Il 1 febbraio in Corte d’Assise si celebrerà la prima udienza del processo in cui Morrone risponderà anche per l’omicidio della nigeriana. Incastrato dalle prove alla fine ha dovuto confessare, non sapeva che un supertestimone, Olga, amica della prostituta uccisa, aveva visto tutto e raccontato. Quando Morrone puntò la pistola alla nuca di Beauty che cercava disperata di fuggire, Olga era lì, a pochi metri, appartata con un altro cliente, nascosta alla vista. Per quell’omicidio brutale venne arrestato Kolaj Mirash, albanese 30 anni, scagionato in secondo grado due anni dopo.

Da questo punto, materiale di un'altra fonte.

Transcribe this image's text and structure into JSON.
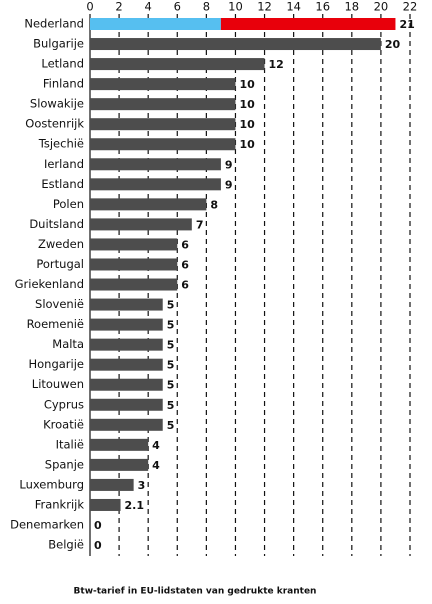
{
  "chart_data": {
    "type": "bar",
    "orientation": "horizontal",
    "title": "Btw-tarief in EU-lidstaten van gedrukte kranten",
    "categories": [
      "Nederland",
      "Bulgarije",
      "Letland",
      "Finland",
      "Slowakije",
      "Oostenrijk",
      "Tsjechië",
      "Ierland",
      "Estland",
      "Polen",
      "Duitsland",
      "Zweden",
      "Portugal",
      "Griekenland",
      "Slovenië",
      "Roemenië",
      "Malta",
      "Hongarije",
      "Litouwen",
      "Cyprus",
      "Kroatië",
      "Italië",
      "Spanje",
      "Luxemburg",
      "Frankrijk",
      "Denemarken",
      "België"
    ],
    "values": [
      21,
      20,
      12,
      10,
      10,
      10,
      10,
      9,
      9,
      8,
      7,
      6,
      6,
      6,
      5,
      5,
      5,
      5,
      5,
      5,
      5,
      4,
      4,
      3,
      2.1,
      0,
      0
    ],
    "color": "#4d4d4d",
    "split": {
      "index": 0,
      "values": [
        9,
        12
      ],
      "colors": [
        "#56bff0",
        "#e8000b"
      ]
    },
    "xlim": [
      0,
      22
    ],
    "xticks": [
      0,
      2,
      4,
      6,
      8,
      10,
      12,
      14,
      16,
      18,
      20,
      22
    ],
    "grid": true
  }
}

Poi di quell’omicidio non se ne parlò più, caso archiviato senza che nessuno avesse più interesse a cercare il colpevole di un regolamento di conti complicato fra bande rivali in cui aveva trovato la morte una prostituta a caso.

Perché così poi racconterà Morrone: "Ne punimmo una a caso per istruire le altre e mandare un messaggio. Loro lì, le nigeriane non ci dovevano stare". Così quella notte la morte di Beauty era un avvertimento: quel tratto di Statale doveva tornare ad essere gestito dagli albanesi e da Morrone. Quest’ultimo fu ideatore ed esecutore dell’assassinio. Nascosto nel baule di un’auto, una Ford Mondeo, guidata da un complice, rubata il giorno prima a Gessate e poi bruciata, uscì al momento giusto, si avvicinò a Beauty, lei provò a scappare, ma uno dei due proiettili sparati con una pistola calibro 7.65 la raggiunse alla testa. Dopo l’omicidio, Morrone e il complice bruciarono l’auto, i carabinieri la ritrovarono in via Leopardi a Pessano con Bornago.

Morrone raggiunse poi la metropolitana, salì alla fermata di Gorgonzola e scese a Vimodrone. "Vicino - ha raccontato agli investigatori nell’interrogatorio avvenuto nel carcere di Opera - c’è un corso d’acqua che si chiama Martesana, in quella località, accanto alla pista ciclabile, decisi di sbarazzarmi della pistola che avevo usato per uccidere". Una pistola , marca Crvena Zastava, corrosa e arrugginita, con matricola illeggibile, priva di caricatore, proveniente dall’ex Jugoslavia e illegalmente introdotta in Italia, verrà infatti, ritrovata nei mesi successivi all’omicidio, incastrata in un groviglio di rami e restituita dal corso d’acqua. Un’arma all’apparenza non collegabile a nulla, un ultimo tassello rimasto lì, negli archivi degli investigatori, per 23 anni, in cerca di un colpo di fortuna che ne spiegasse la storia.